Wednesday, November 11, 2015

Conan Doyle's Micah Clarke

It was the Sherlock Holmes detective stories that made Sir Arthur Conan Doyle world famous and it is these stories that have assured his lasting fame. This would have surprised and vexed him since he himself believed that his greatest literary achievements lay in the field of historical fiction. In fact Conan Doyle’s belief was not unreasonable. His mastery of the historical fiction genre may well have exceeded his mastery of the detective story. The first of his historical romances, Micah Clarke, was published in 1889.

Micah Clarke is set against the backdrop of the ill-fated rebellion of the Duke of Monmouth in 1685. The accession to the English throne of the Catholic James II earlier that year had sparked fears that the new monarch intended to impose the Catholic faith upon the country. The rebellion went badly from the start and ended in abject failure.

The story is narrated by its eponymous hero to his grandchildren many years later. Micah Clarke is a brawny but intelligent and devout young man of twenty-one, the son of a junior officer in Cromwell’s famous cavalry in the Civil War. Micah’s own family is not immune from the religious divisions - his mother adheres to the Church of England while his father is a Dissenter. A chance encounter with a roguish soldier of fortune named Decimus Saxon leads Micah Clarke to set off to join Monmouth’s rebel army. The rebels being desperately short of competent officers Micah is soon appointed captain in a regiment of foot, although initially the regiment is little more than a ragtag band of enthusiastic rustics. The regiment is commanded by Decimus Saxon, now holding the rank of colonel.

The regiment is on its way to join Monmouth’s main army. Most of the action of the novel is concerned with the various adventures that befall Micah along the way, and those adventures include being kidnapped by smugglers, cast into a dungeon, pursued by the King’s dragoons, pursued by a pack of savage hounds and assorted other scrapes from which Micah barely escapes with his life. The culmination of the story is the bloody and disastrous (from the rebels’ point of view) Battle of Sedgemoor. Although the battle is not quite the end of Micah’s story - he has still to survive, if he can, the ferocious vengeance wreaked by James II on the rebels.

Micah is a devout Protestant but he is increasingly disturbed by the ferocity of the religious divisions among Monmouth’s supporters. Micah becomes more and more convinced that these quarrels are futile and destructive and that tolerance would be more Christian. He is also made somewhat uneasy by the fiery preaching of the more extreme Dissenters. Decimus Saxon on the other hand believes that this is a good thing - he believes that fanatics make the best soldiers. 
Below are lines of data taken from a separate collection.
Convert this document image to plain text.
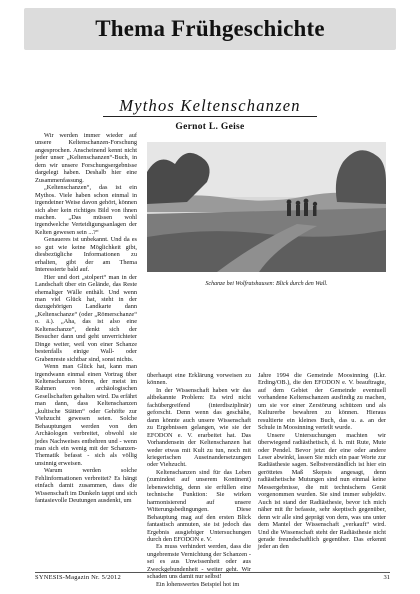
Thema Frühgeschichte
Mythos Keltenschanzen
Gernot L. Geise

Wir werden immer wieder auf unsere Keltenschanzen-Forschung angesprochen. Anscheinend kennt nicht jeder unser „Keltenschanzen“-Buch, in dem wir unsere Forschungsergebnisse dargelegt haben. Deshalb hier eine Zusammenfassung.

„Keltenschanzen“, das ist ein Mythos. Viele haben schon einmal in irgendeiner Weise davon gehört, können sich aber kein richtiges Bild von ihnen machen. „Das müssen wohl irgendwelche Verteidigungsanlagen der Kelten gewesen sein ...?“

Genaueres ist unbekannt. Und da es so gut wie keine Möglichkeit gibt, diesbezügliche Informationen zu erhalten, gibt der am Thema Interessierte bald auf.

Hier und dort „stolpert“ man in der Landschaft über ein Gelände, das Reste ehemaliger Wälle enthält. Und wenn man viel Glück hat, steht in der dazugehörigen Landkarte dann „Keltenschanze“ (oder „Römerschanze“ o. ä.). „Aha, das ist also eine Keltenschanze“, denkt sich der Besucher dann und geht unverrichteter Dinge weiter, weil von einer Schanze bestenfalls einige Wall- oder Grabenreste sichtbar sind, sonst nichts.

Wenn man Glück hat, kann man irgendwann einmal einen Vortrag über Keltenschanzen hören, der meist im Rahmen von archäologischen Gesellschaften gehalten wird. Da erfährt man dann, dass Keltenschanzen „kultische Stätten“ oder Gehöfte zur Viehzucht gewesen seien. Solche Behauptungen werden von den Archäologen verbreitet, obwohl sie jedes Nachweises entbehren und - wenn man sich ein wenig mit der Schanzen-Thematik befasst - sich als völlig unsinnig erweisen.

Warum werden solche Fehlinformationen verbreitet? Es hängt einfach damit zusammen, dass die Wissenschaft im Dunkeln tappt und sich fantasievolle Deutungen ausdenkt, um

Schanze bei Wolfratshausen: Blick durch den Wall.

überhaupt eine Erklärung vorweisen zu können.

In der Wissenschaft haben wir das altbekannte Problem: Es wird nicht fachübergreifend (interdisziplinär) geforscht. Denn wenn das geschähe, dann könnte auch unsere Wissenschaft zu Ergebnissen gelangen, wie sie der EFODON e. V. erarbeitet hat. Das Vorhandensein der Keltenschanzen hat weder etwas mit Kult zu tun, noch mit kriegerischen Auseinandersetzungen oder Viehzucht.

Keltenschanzen sind für das Leben (zumindest auf unserem Kontinent) lebenswichtig, denn sie erfüllen eine technische Funktion: Sie wirken harmonisierend auf unsere Witterungsbedingungen. Diese Behauptung mag auf den ersten Blick fantastisch anmuten, sie ist jedoch das Ergebnis ausgiebiger Untersuchungen durch den EFODON e. V.

Es muss verhindert werden, dass die ungebremste Vernichtung der Schanzen - sei es aus Unwissenheit oder aus Zweckgebundenheit - weiter geht. Wir schaden uns damit nur selbst!

Ein lohenswertes Beispiel hot im

Jahre 1994 die Gemeinde Moosinning (Lkr. Erding/OB.), die den EFODON e. V. beauftragte, auf dem Gebiet der Gemeinde eventuell vorhandene Keltenschanzen ausfindig zu machen, um sie vor einer Zerstörung schützen und als Kulturerbe bewahren zu können. Hieraus resultierte ein kleines Buch, das u. a. an der Schule in Moosinning verteilt wurde.

Unsere Untersuchungen machten wir überwiegend radiästhetisch, d. h. mit Rute, Mute oder Pendel. Bevor jetzt der eine oder andere Leser abwinkt, lassen Sie mich ein paar Worte zur Radiästhesie sagen. Selbstverständlich ist hier ein geröttetes Maß Skepsis angesagt, denn radiästhetische Mutungen sind nun einmal keine Messergebnisse, die mit technischem Gerät vorgenommen wurden. Sie sind immer subjektiv. Auch ist stand der Radiästhesie, bevor ich mich näher mit ihr befasste, sehr skeptisch gegenüber, denn wir alle sind geprägt von dem, was uns unter dem Mantel der Wissenschaft „verkauft“ wird. Und die Wissenschaft steht der Radiästhesie nicht gerade freundschaftlich gegenüber. Das erkennt jeder an den

SYNESIS-Magazin Nr. 5/2012	31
The characterisation is rather more subtle than you might expect in a novel of adventure. Decimus Saxon in particular is a fascinating and complex character. He is greedy, grasping, unprincipled, violent and ruthless. He is also a brave and intelligent soldier. He is also capable of surprising loyalty and generosity. He is a rogue but he is not a mere clichéd loveable rogue. Micah Clarke never can decide if his fondness for Saxon outweighs his disapproval of him. He respects him, grudgingly, and eventually learns simply to accept him with his grievous faults and his compensating virtues.

Monmouth, as seen through Micah’s eyes, is equally complex. He is feckless, indecisive, unstable and cowardly but also well-meaning and generous. He is basically a reasonably decent man who happens to be hopelessly unsuited for the role he tries to play and catastrophically out of his depth.

Micah himself has a certain complexity. He is brave and keen to do what he conceives to be his duty but he has much to learn about life and about human nature, and about himself. 

Like most historical novelists of his day Conan Doyle has his characters speak in a slightly archaic manner. If taken to excess this can be tiresome but Conan Doyle exercises a welcome restraint in this respect. The archaisms are just enough to give the flavour of bygone days without being distracting. They might not be terribly authentic but I personally  feel that they are necessary, in moderation. It’s important in historical novels to make some attempt to convey the idea to the reader that these are not people of our own time. Their values and beliefs are not quite the same as ours. Their values and beliefs are not necessarily superior or inferior to ours but they are different. Conan Doyle was always able to capture this essential quality of historical fiction, of making us aware that we are dealing with a world just a little different from our own, and he was always able to do it subtly and unobtrusively. 

On the whole his prose is lucid and lively with a good deal of wit. All of his historical novels contain a good deal of humour, and Micah Clarke is no exception. Conan Doyle took his historical fiction very seriously but he also intended it to be entertaining, and he succeeded admirably in that endeavour.

Don’t be put off reading this book if you know nothing about Monmouth’s rebellion. The author gives you all the historical background you need.

The White Company remains Conan Doyle’s greatest historical novel but Micah Clarke is an impressive example of the genre. It’s intelligent, complex and hugely enjoyable. Highly recommended.